Intent
The intent of this success criteria is to help people better recognize and understand the intention of form inputs by attaching additional information (metadata) to the identified form inputs. This allows for additional machine-processing for personalization and other automation, such as identifying and applying familiar terms or symbols to the inputs, which are needed for users with cognitive disabilities to be able to use the web.
When a user-agent (browser or Assistive Technology) knows what an input is expecting it can then provide the ability for page customization, such as applying familiar icons or standardized labels next to the input. Additionally, using techniques such as the autocomplete attribute (from HTML) will make completing forms easier for everyone, by reducing the overhead of typing in common information such as address and credit card numbers. This benefits all users, but has a much greater impact on people with cognitive impairments.
The approach of adding metadata to indicate the purpose of elements is intended to be compatible with future work on personalization. Work done to implement this success criteria should continue to work when a wider range of personalization attributes are available in future. Although autocomplete provides a very limited scope for personalization, the mechanism for future work is similar which can be seen in the Personalization Semantics Content Module.
This approach will initially seem similar to adding role information (as required by 4.1.2 @@@ link) but actually provides higher level information so the user can understand the intent or purpose of the input. For example, that a field is intended for your name, it is not just a text field.
In the future a more robust set of personalization abilities should be available, such as this personalization demo provides. In this demo, a user can load a set of preferred symbols that are appropriate for them. These symbols can help a people comprehend intent via a toolbar or browser extension which overlays the symbols onto the page. When the autocomplete attribute is used, browser's and browser extensions can also populate form fields on command (or automatically) so the user does not have to remember or transcribe the information.
Benefits
Following the success criterion benefits users with various cognitive disabilities including people with language and memory related disabilities, and disabilities that affects executive function and decision making. (@@@ link to personas?)
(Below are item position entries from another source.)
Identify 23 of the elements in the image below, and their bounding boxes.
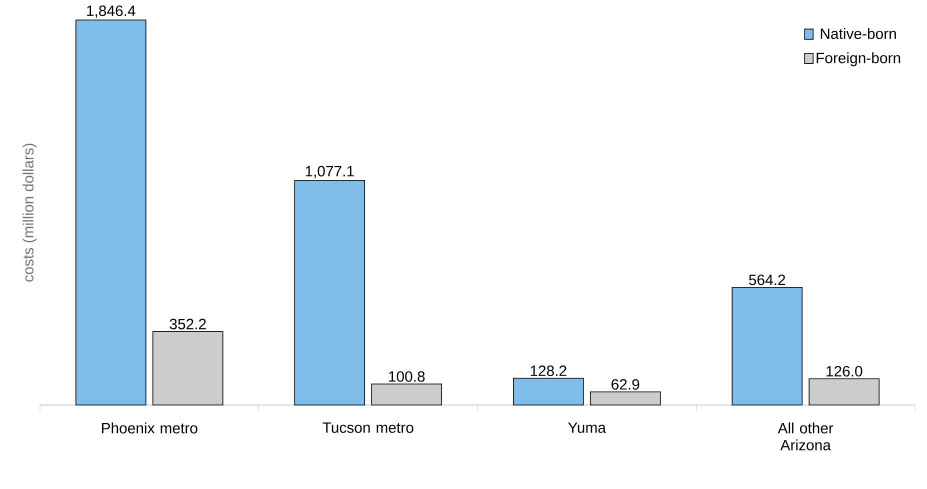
bar <box>590 391 661 406</box>
bar <box>808 378 880 406</box>
data-label: 100.8 <box>389 371 425 382</box>
data-label: 352.2 <box>170 318 206 330</box>
x-tick-label: Phoenix metro <box>102 422 198 434</box>
data-label: 62.9 <box>612 379 640 390</box>
bar <box>294 180 366 406</box>
legend-label: Foreign-born <box>816 52 900 66</box>
bar <box>75 20 146 406</box>
data-label: 564.2 <box>749 274 786 286</box>
data-label: 1,846.4 <box>87 5 136 18</box>
data-label: 128.2 <box>530 365 566 376</box>
bar <box>512 378 584 406</box>
bar <box>152 331 224 406</box>
bar <box>732 286 803 406</box>
x-tick-label: Yuma <box>568 422 606 433</box>
x-tick-label: All other Arizona <box>778 422 834 450</box>
legend-label: Native-born <box>820 28 896 39</box>
data-label: 1,077.1 <box>306 166 354 178</box>
bar <box>371 384 442 406</box>
data-label: 126.0 <box>826 366 862 377</box>
x-tick-label: Tucson metro <box>322 422 414 433</box>
y-axis-title: costs (million dollars) <box>22 144 36 282</box>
- Personalization and the possibility for a familiar interface is available for users having trouble with understanding forms.
- The autocomplete function of user agents is able to support people by the filling in predetermined data.
Examples
Common ways to meet this success criteria include:
Providing the autocomplete attribute on suitable inputs - these techniques work on all the specified fields.
The list of values that should be used are available in the HTML5 specification: autocomplete values from HTML5.2.
Related Resources
Resources are for information purposes only, no endorsement implied.
- COGA friendly content and applications (@@@ link)
- User need Table 3: Entering data, error prevention & recovery (@@@ add link)
- User need Table 6: Familiar Interface (@@@ add link)
Techniques
Each numbered item in this section represents a technique or combination of techniques that the WCAG Working Group deems sufficient for meeting this Success Criterion. However, it is not necessary to use these particular techniques. For information on using other techniques, see Understanding Techniques for WCAG Success Criteria, particularly the "Other Techniques" section.
Sufficient Techniques
- Use HTML5.2 autocomplete attributes (@@@ link, Hxx?)
Key Terms
determined by software from author-supplied data provided in a way that different user agents, including assistive technologies, can extract and present this information to users in different modalities
Determined in a markup language from elements and attributes that are accessed directly by commonly available assistive technology.
Determined from technology-specific data structures in a non-markup language and exposed to assistive technology via an accessibility API that is supported by commonly available assistive technology.